Viele, ungezählte Bauprojekte haben den Arbeitsalltag von Joachim Fliß geprägt. Sein erstes „großes“ Projekt als Bauamtsleiter war die Planung und Erschließung des Wohngebiets Heider Kopf. Auch die umfassende Brandschutzsanierung der Schulen fiel in seine Amtszeit.

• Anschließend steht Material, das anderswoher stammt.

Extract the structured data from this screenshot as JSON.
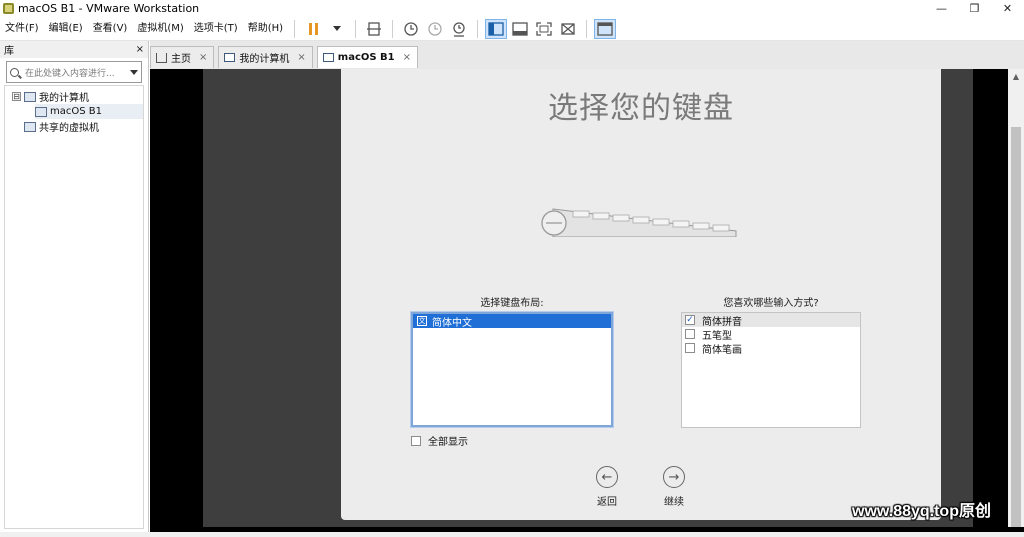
{
  "window": {
    "title": "macOS B1 - VMware Workstation",
    "minimize": "—",
    "restore": "❐",
    "close": "✕"
  },
  "menu": [
    "文件(F)",
    "编辑(E)",
    "查看(V)",
    "虚拟机(M)",
    "选项卡(T)",
    "帮助(H)"
  ],
  "toolbar": {
    "icons": [
      "pause-icon",
      "send-keys-icon",
      "snapshot-icon",
      "revert-snapshot-icon",
      "snapshot-manager-icon",
      "view-library-icon",
      "view-thumbnail-icon",
      "fullscreen-icon",
      "unity-icon",
      "console-view-icon"
    ]
  },
  "sidebar": {
    "title": "库",
    "close": "×",
    "search_placeholder": "在此处键入内容进行...",
    "tree": {
      "root": "我的计算机",
      "expander": "⊟",
      "vm": "macOS B1",
      "shared": "共享的虚拟机"
    }
  },
  "tabs": [
    {
      "label": "主页",
      "close": "×"
    },
    {
      "label": "我的计算机",
      "close": "×"
    },
    {
      "label": "macOS B1",
      "close": "×"
    }
  ],
  "guest": {
    "title": "选择您的键盘",
    "layout_label": "选择键盘布局:",
    "layouts": [
      {
        "name": "简体中文",
        "selected": true
      }
    ],
    "ime_label": "您喜欢哪些输入方式?",
    "ime": [
      {
        "name": "简体拼音",
        "checked": true
      },
      {
        "name": "五笔型",
        "checked": false
      },
      {
        "name": "简体笔画",
        "checked": false
      }
    ],
    "show_all": "全部显示",
    "back": "返回",
    "continue": "继续"
  },
  "watermark": "www.88yq.top原创",
  "colors": {
    "accent": "#1f6fd6",
    "pause": "#e89622"
  }
}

Sein letztes umfangreiches Projekt war die lang erwartete Sanierung der Glörstraße. Bereits 2008 habe er sich erstmals mit der Standsicherheitsproblematik der Glörstraße befassen müssen: „Ich dachte zwischenzeitlich, die bauen wir nie fertig“, schmunzelt er heute. Denn die geografisch anspruchsvolle Lage, die Beteiligung mehrerer Kommunen und jede Menge bürokratisch notwendiger Schriftverkehr verlangten dem Bauamtsleiter einiges ab – bis die Zufahrtsstraße zur Glörtalsperre 2024/2025 endlich saniert werden konnte.

„Viel böses Blut“

Nicht alle Projekte werden Joachim Fliß ausschließlich in positiver in Erinnerung bleiben - auch wenn er sagt: „Ich bin in all den Jahren immer gerne zur Arbeit gegangen.“ Die Fremdwassersanierung im Wohngebiet Wengeberg und im Ortsteil Zurstraße beschreibt er als „heikle Geschichte“. Damals mussten rund 600 Haushalte ihre Hausanschlüsse auf Dichtigkeit prüfen und gegebenenfalls sanieren lassen, weil zu viel Fremdwasser in die Kanäle gelangte. „Das gab viel böses Blut“, erinnert sich Fliß. „Alte Baumängel, oft bei zwischenzeitlich verkauften Häusern, traten ans Licht. Viele Anwohner waren gezwungen, viel Geld in die Hand zu nehmen. Und dafür wurde ‚das Bauamt‘ verantwortlich gemacht - obwohl wir schlussendlich auch nur an die gesetzlichen Vorgaben gebunden waren.“ Man habe jeden Einzelfall prüfen müssen, Anwohner informiert und beraten: „Das war aufwendig - und es wurden viele, teilweise sehr emotionale und hitzige Diskussionen geführt.“

Bürokratie, Beschwerden und Politik

Eine Tugend, auf die sich Fliß während seiner Amtszeit immer wieder besinnen musste: Geduld. „Und das, obwohl ich ein sehr ungeduldiger Mensch bin und es nicht leiden kann, wenn lange um den heißen Brei diskutiert wird - aber ja, man braucht im Bauamt eine Engelsgeduld“, sagt er rückblickend.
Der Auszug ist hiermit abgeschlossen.